“Foi perguntado se ele queria falar algo sobre o fato, mas disse que somente falaria em juízo”, detalhou o delegado, destacando ainda que o réu, de 18 anos, estava acompanhado de seus advogados.
Da sede da 54ª DP, Bruno Felipe foi encaminhado diretamente a uma unidade prisional da Secretaria de Estado de Administração Penitenciária (Seap).
Antes de Bruno Felipe, os outros três adultos acusados pelo crime também já haviam se entregado. Mattheus Veríssimo Zoel Martins, de 19 anos, compareceu à 12ª DP (Copacabana) na manhã desta terça-feira (3).
Os quatro são réus pelos crimes de estupro qualificado, já que a vítima é menor de idade, e cárcere privado.

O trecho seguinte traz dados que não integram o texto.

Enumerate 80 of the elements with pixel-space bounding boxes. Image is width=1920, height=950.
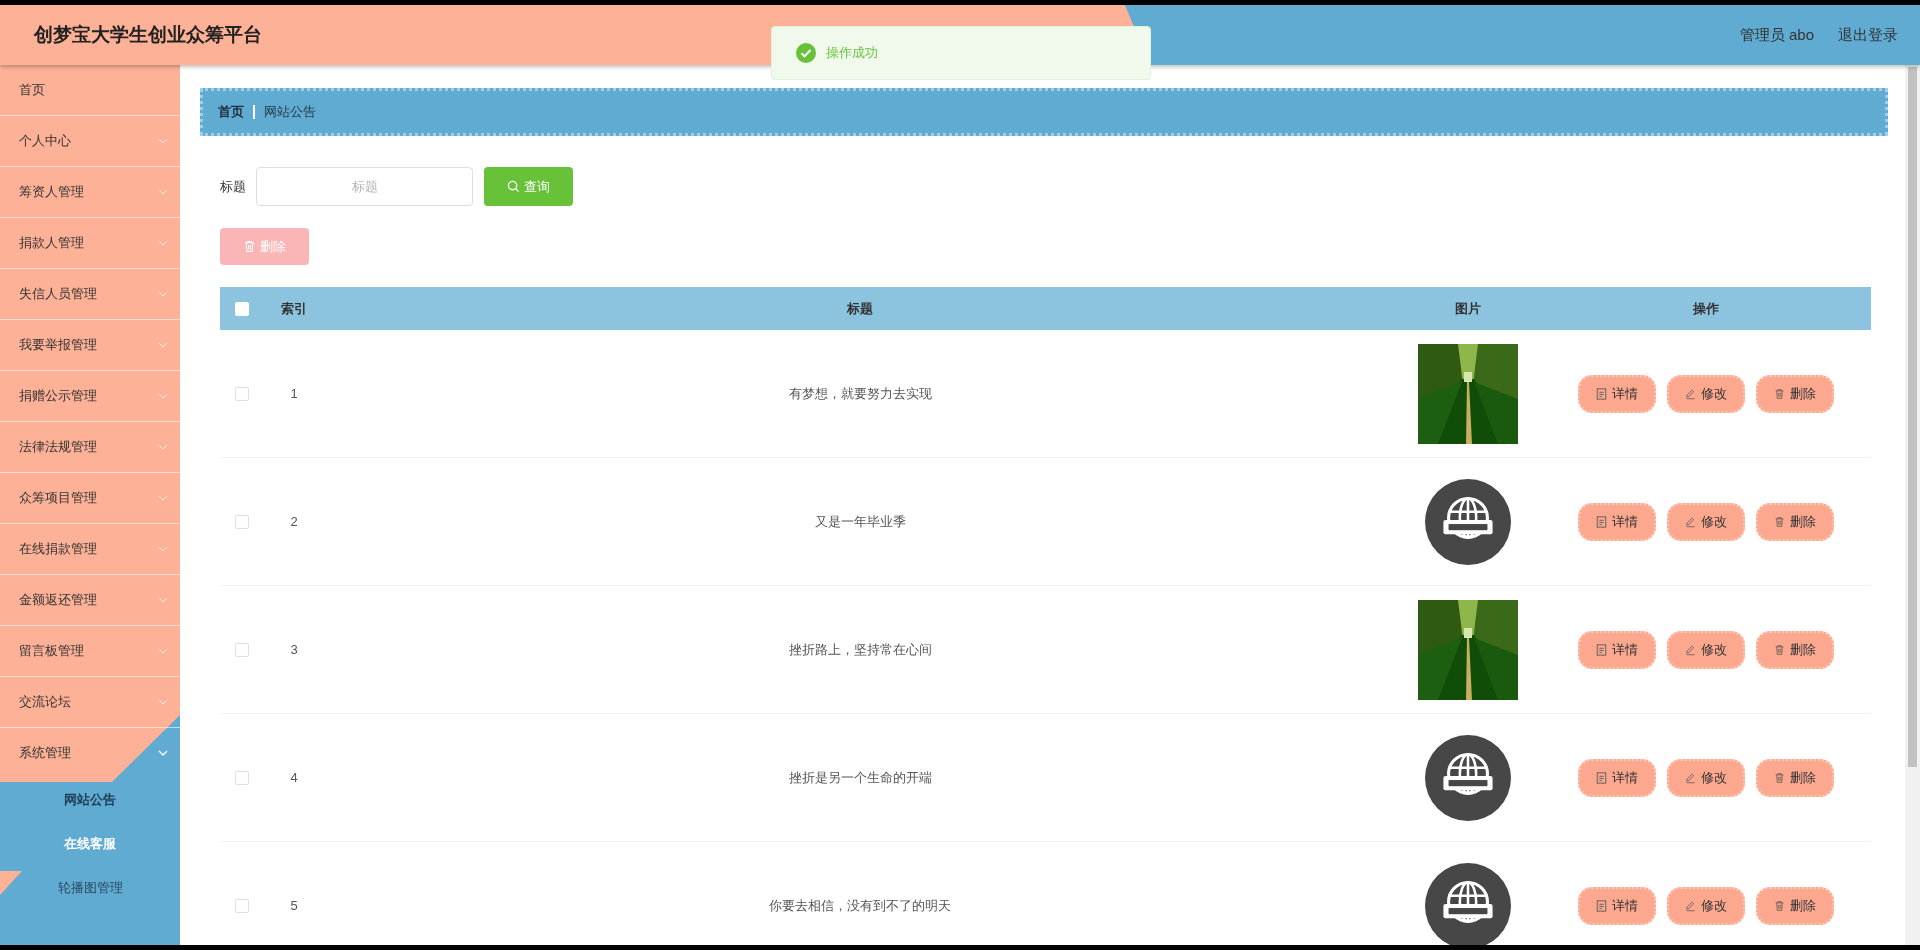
detail-button[interactable]: 详情 <box>1577 502 1656 541</box>
detail-button[interactable]: 详情 <box>1577 374 1656 413</box>
detail-button[interactable]: 详情 <box>1577 758 1656 797</box>
trash-icon <box>1773 515 1785 528</box>
detail-button[interactable]: 详情 <box>1577 886 1656 925</box>
row-checkbox[interactable] <box>235 898 249 913</box>
delete-button[interactable]: 删除 <box>1755 886 1834 925</box>
document-icon <box>1595 899 1607 912</box>
column-header: 索引 <box>281 300 307 316</box>
table-cell: 又是一年毕业季 <box>814 513 906 529</box>
document-icon <box>1595 515 1607 528</box>
menu-item[interactable]: 首页 <box>0 65 180 116</box>
table-cell: 有梦想，就要努力去实现 <box>788 385 932 401</box>
submenu-item[interactable]: 轮播图管理 <box>57 866 123 910</box>
edit-button[interactable]: 修改 <box>1666 886 1745 925</box>
app-title: 创梦宝大学生创业众筹平台 <box>34 23 262 47</box>
menu-item[interactable]: 失信人员管理 <box>0 269 180 320</box>
submenu-item[interactable]: 网站公告 <box>64 778 116 822</box>
edit-button[interactable]: 修改 <box>1666 758 1745 797</box>
delete-button[interactable]: 删除 <box>1755 758 1834 797</box>
row-checkbox[interactable] <box>235 514 249 529</box>
delete-button[interactable]: 删除 <box>1755 374 1834 413</box>
row-checkbox[interactable] <box>235 770 249 785</box>
menu-item[interactable]: 个人中心 <box>0 116 180 167</box>
menu-item[interactable]: 捐款人管理 <box>0 218 180 269</box>
delete-button[interactable]: 删除 <box>1755 630 1834 669</box>
menu-item[interactable]: 金额返还管理 <box>0 575 180 626</box>
table-cell: 3 <box>290 642 298 657</box>
trash-icon <box>243 240 256 253</box>
select-all-checkbox[interactable] <box>235 301 249 316</box>
menu-item[interactable]: 交流论坛 <box>0 677 180 728</box>
logout-link[interactable]: 退出登录 <box>1838 25 1898 45</box>
trash-icon <box>1773 643 1785 656</box>
check-icon <box>796 43 816 63</box>
toast-message: 操作成功 <box>826 44 878 62</box>
column-header: 操作 <box>1692 299 1719 318</box>
table-cell: 5 <box>290 898 298 913</box>
menu-item[interactable]: 捐赠公示管理 <box>0 371 180 422</box>
globe-icon <box>1425 478 1511 565</box>
search-icon <box>507 180 520 193</box>
document-icon <box>1595 643 1607 656</box>
menu-item[interactable]: 法律法规管理 <box>0 422 180 473</box>
table-cell: 挫折是另一个生命的开端 <box>788 769 932 785</box>
trash-icon <box>1773 771 1785 784</box>
search-label: 标题 <box>220 177 246 196</box>
document-icon <box>1595 387 1607 400</box>
document-icon <box>1595 771 1607 784</box>
pencil-icon <box>1684 899 1696 912</box>
trash-icon <box>1773 387 1785 400</box>
pencil-icon <box>1684 387 1696 400</box>
menu-item[interactable]: 留言板管理 <box>0 626 180 677</box>
column-header: 图片 <box>1455 299 1481 318</box>
detail-button[interactable]: 详情 <box>1577 630 1656 669</box>
scrollbar[interactable] <box>1905 65 1920 945</box>
breadcrumb-item[interactable]: 首页 <box>218 103 244 121</box>
edit-button[interactable]: 修改 <box>1666 374 1745 413</box>
pencil-icon <box>1684 515 1696 528</box>
menu-item[interactable]: 在线捐款管理 <box>0 524 180 575</box>
title-search-field[interactable]: 标题 <box>256 167 473 206</box>
row-checkbox[interactable] <box>235 386 249 401</box>
edit-button[interactable]: 修改 <box>1666 630 1745 669</box>
edit-button[interactable]: 修改 <box>1666 502 1745 541</box>
row-checkbox[interactable] <box>235 642 249 657</box>
table-cell: 4 <box>290 770 298 785</box>
pencil-icon <box>1684 643 1696 656</box>
table-cell: 你要去相信，没有到不了的明天 <box>769 897 951 913</box>
globe-icon <box>1425 734 1511 821</box>
menu-item[interactable]: 筹资人管理 <box>0 167 180 218</box>
breadcrumb-item[interactable]: 网站公告 <box>264 103 316 121</box>
table-cell: 2 <box>290 514 298 529</box>
menu-item[interactable]: 众筹项目管理 <box>0 473 180 524</box>
table-cell: 1 <box>290 386 298 401</box>
trash-icon <box>1773 899 1785 912</box>
user-name: 管理员 abo <box>1739 25 1814 45</box>
delete-button[interactable]: 删除 <box>1755 502 1834 541</box>
column-header: 标题 <box>847 300 873 316</box>
menu-item[interactable]: 系统管理 <box>0 728 180 778</box>
pencil-icon <box>1684 771 1696 784</box>
menu-item[interactable]: 我要举报管理 <box>0 320 180 371</box>
table-cell: 挫折路上，坚持常在心间 <box>788 641 932 657</box>
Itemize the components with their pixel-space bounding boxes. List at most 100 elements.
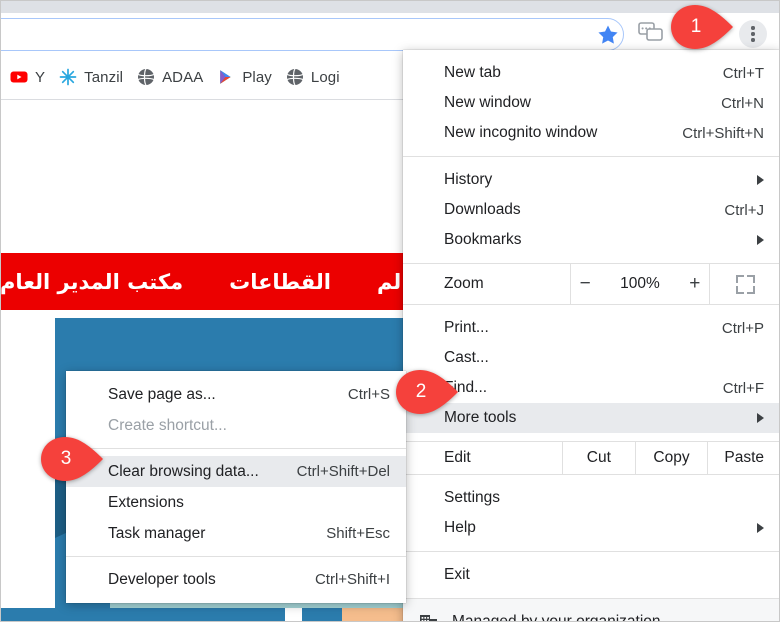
step-marker-3-number: 3 bbox=[60, 448, 72, 469]
globe-icon bbox=[137, 68, 155, 86]
menu-accel: Ctrl+F bbox=[722, 379, 764, 397]
footer-segment-3 bbox=[342, 608, 407, 622]
step-marker-2: 2 bbox=[396, 370, 458, 414]
menu-spacer bbox=[403, 475, 780, 483]
chevron-right-icon bbox=[757, 413, 764, 423]
menu-label: Cast... bbox=[444, 349, 489, 366]
submenu-label: Save page as... bbox=[108, 385, 216, 403]
menu-item-exit[interactable]: Exit bbox=[403, 560, 780, 590]
edit-cut-button[interactable]: Cut bbox=[563, 442, 636, 474]
more-tools-submenu: Save page as... Ctrl+S Create shortcut..… bbox=[66, 371, 406, 603]
menu-spacer bbox=[403, 305, 780, 313]
menu-label: New tab bbox=[444, 64, 501, 81]
footer-segment-1 bbox=[285, 608, 302, 622]
submenu-accel: Shift+Esc bbox=[326, 525, 390, 542]
edit-paste-button[interactable]: Paste bbox=[708, 442, 780, 474]
menu-label: Downloads bbox=[444, 201, 521, 218]
bookmark-item-logi[interactable]: Logi bbox=[279, 62, 347, 92]
menu-zoom-row: Zoom − 100% + bbox=[403, 263, 780, 305]
menu-item-cast[interactable]: Cast... bbox=[403, 343, 780, 373]
menu-item-new-window[interactable]: New window Ctrl+N bbox=[403, 88, 780, 118]
bookmark-label-adaa: ADAA bbox=[162, 68, 204, 86]
menu-dot-3 bbox=[751, 38, 755, 42]
youtube-icon bbox=[10, 68, 28, 86]
step-marker-1: 1 bbox=[671, 5, 733, 49]
bookmark-item-youtube[interactable]: Y bbox=[3, 62, 52, 92]
bookmark-item-play[interactable]: Play bbox=[210, 62, 279, 92]
submenu-label: Create shortcut... bbox=[108, 416, 227, 434]
menu-item-find[interactable]: Find... Ctrl+F bbox=[403, 373, 780, 403]
bookmark-item-adaa[interactable]: ADAA bbox=[130, 62, 210, 92]
menu-item-help[interactable]: Help bbox=[403, 513, 780, 543]
zoom-controls: − 100% + bbox=[571, 264, 710, 304]
menu-accel: Ctrl+N bbox=[721, 94, 764, 112]
managed-by-organization-row[interactable]: Managed by your organization bbox=[403, 598, 780, 622]
submenu-label: Extensions bbox=[108, 493, 184, 511]
three-dot-menu-icon[interactable] bbox=[739, 20, 767, 48]
submenu-item-save-page-as[interactable]: Save page as... Ctrl+S bbox=[66, 379, 406, 410]
menu-item-print[interactable]: Print... Ctrl+P bbox=[403, 313, 780, 343]
chrome-main-menu: New tab Ctrl+T New window Ctrl+N New inc… bbox=[403, 50, 780, 622]
menu-spacer bbox=[403, 255, 780, 263]
menu-label: Exit bbox=[444, 566, 470, 583]
step-marker-1-number: 1 bbox=[690, 16, 702, 37]
nav-item-0[interactable]: مكتب المدير العام bbox=[0, 270, 183, 294]
submenu-item-task-manager[interactable]: Task manager Shift+Esc bbox=[66, 518, 406, 549]
chat-bubbles-icon[interactable] bbox=[638, 22, 664, 44]
menu-label: Settings bbox=[444, 489, 501, 506]
menu-spacer bbox=[403, 433, 780, 441]
menu-dot-1 bbox=[751, 26, 755, 30]
tanzil-star-icon bbox=[59, 68, 77, 86]
submenu-separator bbox=[66, 556, 406, 557]
footer-segment-2 bbox=[302, 608, 342, 622]
menu-accel: Ctrl+P bbox=[721, 319, 764, 337]
submenu-separator bbox=[66, 448, 406, 449]
submenu-accel: Ctrl+Shift+Del bbox=[296, 463, 390, 480]
menu-accel: Ctrl+J bbox=[724, 201, 764, 219]
bookmark-label-logi: Logi bbox=[310, 68, 340, 86]
nav-item-1[interactable]: القطاعات bbox=[229, 270, 331, 294]
zoom-label: Zoom bbox=[403, 264, 571, 304]
submenu-item-extensions[interactable]: Extensions bbox=[66, 487, 406, 518]
office-building-icon bbox=[419, 612, 438, 622]
menu-item-downloads[interactable]: Downloads Ctrl+J bbox=[403, 195, 780, 225]
bookmark-item-tanzil[interactable]: Tanzil bbox=[52, 62, 130, 92]
menu-label: New window bbox=[444, 94, 532, 111]
footer-segment-0 bbox=[0, 608, 285, 622]
menu-item-bookmarks[interactable]: Bookmarks bbox=[403, 225, 780, 255]
zoom-value: 100% bbox=[620, 275, 660, 292]
menu-item-more-tools[interactable]: More tools bbox=[403, 403, 780, 433]
submenu-accel: Ctrl+Shift+I bbox=[314, 571, 390, 588]
browser-screenshot: مكتب المدير العام القطاعات الم Y Tanzil … bbox=[0, 0, 780, 622]
menu-item-settings[interactable]: Settings bbox=[403, 483, 780, 513]
zoom-in-button[interactable]: + bbox=[684, 273, 706, 295]
chevron-right-icon bbox=[757, 523, 764, 533]
bookmark-label-tanzil: Tanzil bbox=[84, 68, 124, 86]
step-marker-2-number: 2 bbox=[415, 381, 427, 402]
managed-label: Managed by your organization bbox=[452, 612, 661, 622]
submenu-item-developer-tools[interactable]: Developer tools Ctrl+Shift+I bbox=[66, 564, 406, 595]
zoom-out-button[interactable]: − bbox=[574, 273, 596, 295]
menu-item-new-incognito-window[interactable]: New incognito window Ctrl+Shift+N bbox=[403, 118, 780, 148]
step-marker-3: 3 bbox=[41, 437, 103, 481]
fullscreen-icon bbox=[735, 274, 755, 294]
submenu-label: Developer tools bbox=[108, 570, 216, 588]
fullscreen-button[interactable] bbox=[710, 264, 780, 304]
bookmark-star-icon[interactable] bbox=[596, 23, 620, 47]
menu-label: New incognito window bbox=[444, 124, 598, 141]
edit-copy-button[interactable]: Copy bbox=[636, 442, 709, 474]
menu-edit-row: Edit Cut Copy Paste bbox=[403, 441, 780, 475]
menu-label: Help bbox=[444, 519, 476, 536]
menu-accel: Ctrl+T bbox=[722, 64, 764, 82]
menu-label: Find... bbox=[444, 379, 488, 396]
globe-icon bbox=[286, 68, 304, 86]
submenu-item-clear-browsing-data[interactable]: Clear browsing data... Ctrl+Shift+Del bbox=[66, 456, 406, 487]
menu-separator bbox=[403, 551, 780, 552]
menu-item-new-tab[interactable]: New tab Ctrl+T bbox=[403, 58, 780, 88]
submenu-label: Task manager bbox=[108, 524, 206, 542]
edit-label: Edit bbox=[403, 442, 563, 474]
address-bar[interactable] bbox=[0, 18, 624, 51]
submenu-item-create-shortcut: Create shortcut... bbox=[66, 410, 406, 441]
menu-item-history[interactable]: History bbox=[403, 165, 780, 195]
menu-label: Bookmarks bbox=[444, 231, 522, 248]
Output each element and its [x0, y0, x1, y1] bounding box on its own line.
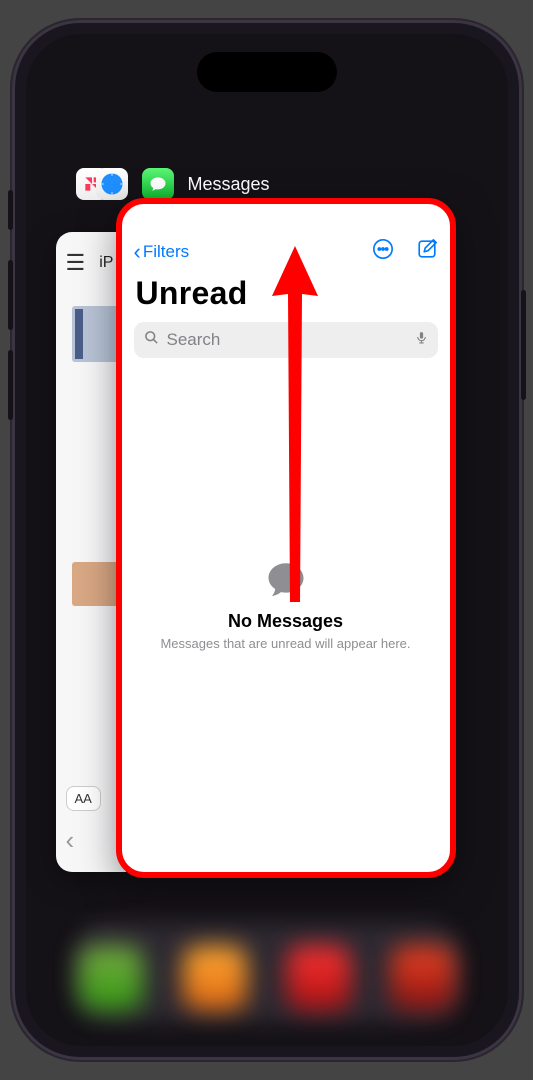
- safari-thumbnail-1: [72, 306, 120, 362]
- mute-switch[interactable]: [8, 190, 13, 230]
- iphone-frame: Messages ☰ iP AA ‹ ‹ Filters: [12, 20, 522, 1060]
- safari-back-icon: ‹: [66, 825, 116, 856]
- dock-app-1: [79, 946, 143, 1010]
- search-field[interactable]: Search: [134, 322, 438, 358]
- app-switcher-card-messages[interactable]: ‹ Filters Unread Search: [120, 202, 452, 874]
- dictation-icon[interactable]: [415, 329, 428, 351]
- empty-subtitle: Messages that are unread will appear her…: [140, 636, 432, 651]
- app-switcher-card-safari[interactable]: ☰ iP AA ‹: [56, 232, 126, 872]
- filters-back-button[interactable]: ‹ Filters: [134, 241, 190, 263]
- text-size-button: AA: [66, 786, 101, 811]
- volume-up-button[interactable]: [8, 260, 13, 330]
- search-placeholder: Search: [167, 330, 407, 350]
- dynamic-island: [197, 52, 337, 92]
- messages-nav-bar: ‹ Filters: [120, 202, 452, 273]
- search-icon: [144, 330, 159, 350]
- screen: Messages ☰ iP AA ‹ ‹ Filters: [26, 34, 508, 1046]
- safari-header-text: iP: [99, 254, 113, 272]
- app-switcher-app-label: Messages: [188, 174, 270, 195]
- side-button[interactable]: [521, 290, 526, 400]
- more-button[interactable]: [372, 238, 394, 265]
- app-switcher-header: Messages: [76, 168, 270, 200]
- messages-title: Unread: [120, 273, 452, 322]
- dock-app-2: [183, 946, 247, 1010]
- empty-state: No Messages Messages that are unread wil…: [120, 558, 452, 651]
- volume-down-button[interactable]: [8, 350, 13, 420]
- empty-title: No Messages: [140, 611, 432, 632]
- safari-app-icon: [96, 168, 128, 200]
- speech-bubble-icon: [263, 558, 309, 605]
- dock-apps: [26, 946, 508, 1010]
- filters-back-label: Filters: [143, 242, 189, 262]
- safari-thumbnail-2: [72, 562, 120, 606]
- chevron-left-icon: ‹: [134, 241, 141, 263]
- messages-app-icon: [142, 168, 174, 200]
- dock-app-4: [391, 946, 455, 1010]
- hamburger-icon: ☰: [66, 250, 86, 276]
- dock-app-3: [287, 946, 351, 1010]
- compose-button[interactable]: [416, 238, 438, 265]
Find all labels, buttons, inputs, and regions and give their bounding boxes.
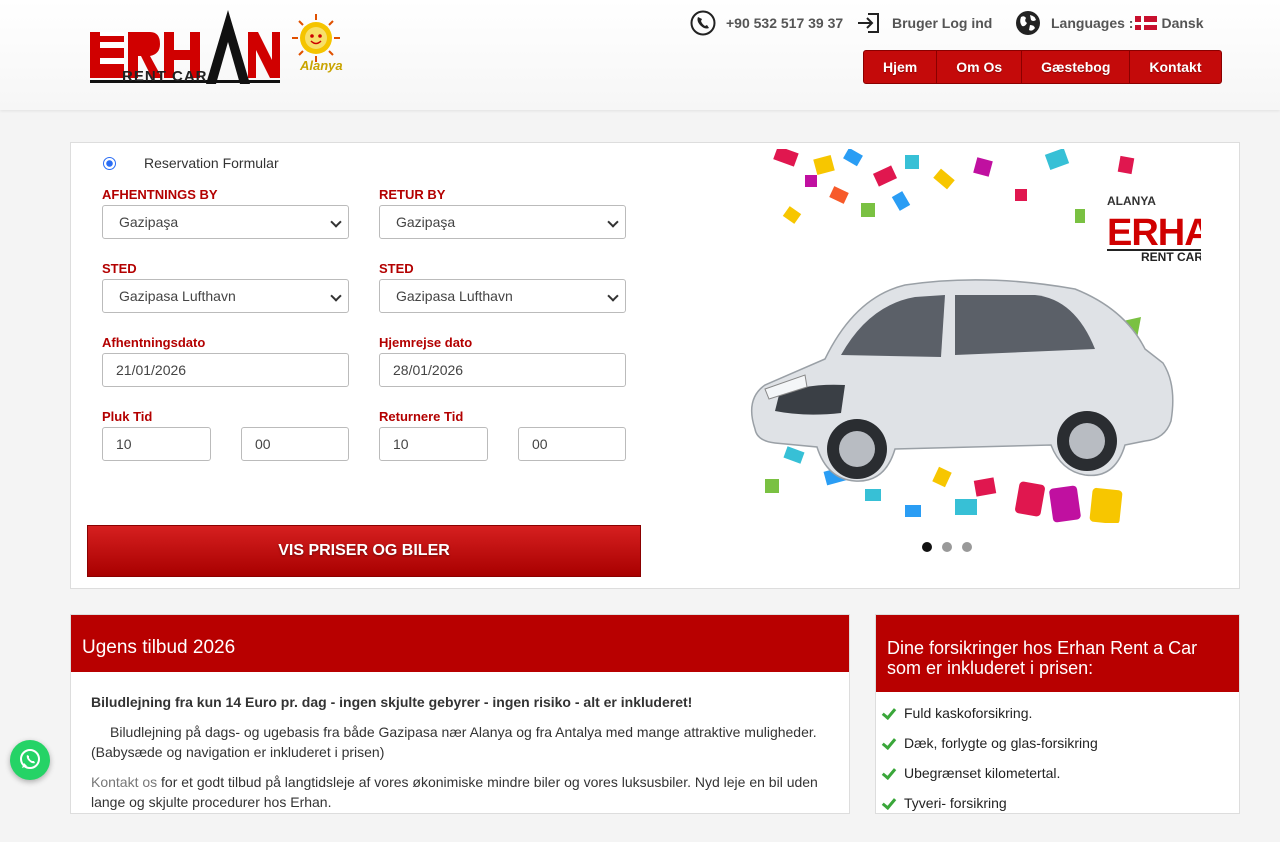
contact-us-link[interactable]: Kontakt os [91,774,157,790]
phone-contact[interactable]: +90 532 517 39 37 [690,10,843,36]
insurance-list: Fuld kaskoforsikring. Dæk, forlygte og g… [876,692,1239,824]
insurance-section: Dine forsikringer hos Erhan Rent a Car s… [875,614,1240,814]
nav-gaestebog[interactable]: Gæstebog [1022,51,1131,83]
car-slide-image: ALANYA ERHAN RENT CAR [750,149,1201,523]
phone-number: +90 532 517 39 37 [726,15,844,31]
whatsapp-button[interactable] [10,740,50,780]
site-header: RENT CAR Alanya +90 532 517 39 37 Bruger… [0,0,1280,110]
insurance-item-text: Fuld kaskoforsikring. [904,705,1033,721]
return-date-input[interactable]: 28/01/2026 [379,353,626,387]
pickup-city-label: AFHENTNINGS BY [102,187,218,202]
return-place-label: STED [379,261,414,276]
slide-brand-sub: RENT CAR [1141,250,1201,264]
offer-headline: Biludlejning fra kun 14 Euro pr. dag - i… [91,694,693,710]
offer-paragraph-2: Kontakt os for et godt tilbud på langtid… [91,772,829,812]
insurance-item-text: Tyveri- forsikring [904,795,1007,811]
login-link[interactable]: Bruger Log ind [856,10,992,36]
return-city-label: RETUR BY [379,187,446,202]
return-minute-input[interactable]: 00 [518,427,626,461]
check-icon [882,796,896,810]
slider-dot-1[interactable] [922,542,932,552]
pickup-place-label: STED [102,261,137,276]
offer-paragraph-1: Biludlejning på dags- og ugebasis fra bå… [91,722,829,762]
reservation-panel: Reservation Formular AFHENTNINGS BY Gazi… [70,142,1240,589]
offer-body: Biludlejning fra kun 14 Euro pr. dag - i… [71,672,849,842]
hero-slider[interactable]: ALANYA ERHAN RENT CAR [745,149,1201,523]
check-icon [882,706,896,720]
languages-label: Languages : [1051,15,1134,31]
return-place-select[interactable]: Gazipasa Lufthavn [379,279,626,313]
reservation-radio[interactable] [103,156,116,170]
return-time-label: Returnere Tid [379,409,464,424]
reservation-radio-label: Reservation Formular [144,155,279,171]
pickup-time-label: Pluk Tid [102,409,153,424]
slider-dots [922,542,972,552]
list-item: Tyveri- forsikring [882,788,1233,818]
slider-dot-3[interactable] [962,542,972,552]
reservation-radio-row[interactable]: Reservation Formular [103,155,279,171]
offer-paragraph-1-text: Biludlejning på dags- og ugebasis fra bå… [91,724,817,760]
pickup-date-label: Afhentningsdato [102,335,206,350]
return-hour-input[interactable]: 10 [379,427,488,461]
pickup-city-select[interactable]: Gazipaşa [102,205,349,239]
offer-title: Ugens tilbud 2026 [71,615,849,672]
language-selector[interactable]: Languages : Dansk [1015,10,1204,36]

Sobre o adolescente de 17 anos, apontado como responsável por atrair a vítima para o apartamento onde se deu a violência sexual, o delegado Ângelo Lages, titular da 12ª DP, afirmou que solicitar a internação dele só será possível após um posicionamento da Justiça: "Neste momento, ele não é considerado foragido, porque são processos separados. Já pedimos a apreensão do menor".
Relembre o caso
O estupro coletivo ocorreu na noite de do dia 31 de janeiro, em Copacabana. Segundo a vítima, ela recebeu uma mensagem de um colega da escola, com quem já tivera um relacionamento anteriormente, a convidando para ir à casa de um amigo. Ao chegar ao prédio, o rapaz insinuou que fariam "algo diferente", o que foi prontamente recusado por ela.
No interior do apartamento, a jovem foi conduzida a um quarto, onde ficou trancada com quatro homens, que insistiram para ela manter relações com eles. Com a nova negativa, eles tiraram as roupas e passaram a cometer violências físicas e sexuais. Câmeras de segurança mostraram a chegada do grupo ao apartamento e a saída deles, pouco depois de 1h.
O Tribunal de Justiça do Rio (TJRJ), em decisão do desembargador Luiz Noronha Dantas, negou os habeas corpus pedidos por três dos quatro acusados. O processo corre em segredo de Justiça e não há informação sobre quais foragidos entraram com pedido.
Vítima com sangramentos
Segundo Lages, a adolescente chegou muito machucada à delegacia após os abusos: "Ela saiu do apartamento totalmente abalada psicologicamente, mas teve a coragem de contar o que aconteceu. Para ela, é um momento difícil, mas ela contou para o irmão. Assim que chegou em casa ela contou para a mãe, que não teve dúvida e procurou a Polícia Civil. Ela estava sangrando aqui na delegacia, totalmente abalada, com lesões aparentes”, lembrou.
O delegado explicou que a menina foi encaminhada para um exame de corpo de delito e prestou depoimento, que foi “totalmente compatível” com as lesões apresentadas. "O perito deixou isso muito claro. Tudo o que ela narrou era compatível com as lesões. Ela tinha lesões no órgão sexual, nas costas, nas nádegas… inclusive, ela tinha uma suspeita de fratura da costela. Isso tudo foi constatado pelo legista e batia exatamente com a narrativa dela, com o que ela declarou para a gente", descreveu.
Outras vítimas
Após a repercussão do caso de Copacabana, pelo menos mais duas vítimas procuraram a Polícia Civil, entre segunda (2) e terça (3), para denunciar terem sido estupradas por integrantes do mesmo grupo. De acordo com o delegado Lages, os criminosos agiram da mesma forma com as outras meninas.
Segundo ele, um dos crimes aconteceu em 2023, quando a vítima tinha apenas 14 anos: "A mãe veio até a delegacia. A gente ainda vai procurar a vítima para ouvi-la, mas o que ela relatou foi exatamente o mesmo modus operandi da primeira vítima. O adolescente infrator tinha a confiança dessa outra vítima, uma menina de 14 anos na época. Ele a atraiu para um apartamento e lá estava o adolescente infrator, o Mattheus e mais uma terceira pessoa, que ela conhece como Gabriel. A gente não sabe exatamente se é o João Gabriel, ainda vamos investigar. Essa segunda vítima disse que o crime aconteceu na casa do Mattheus. Essa investigação está muito no começo".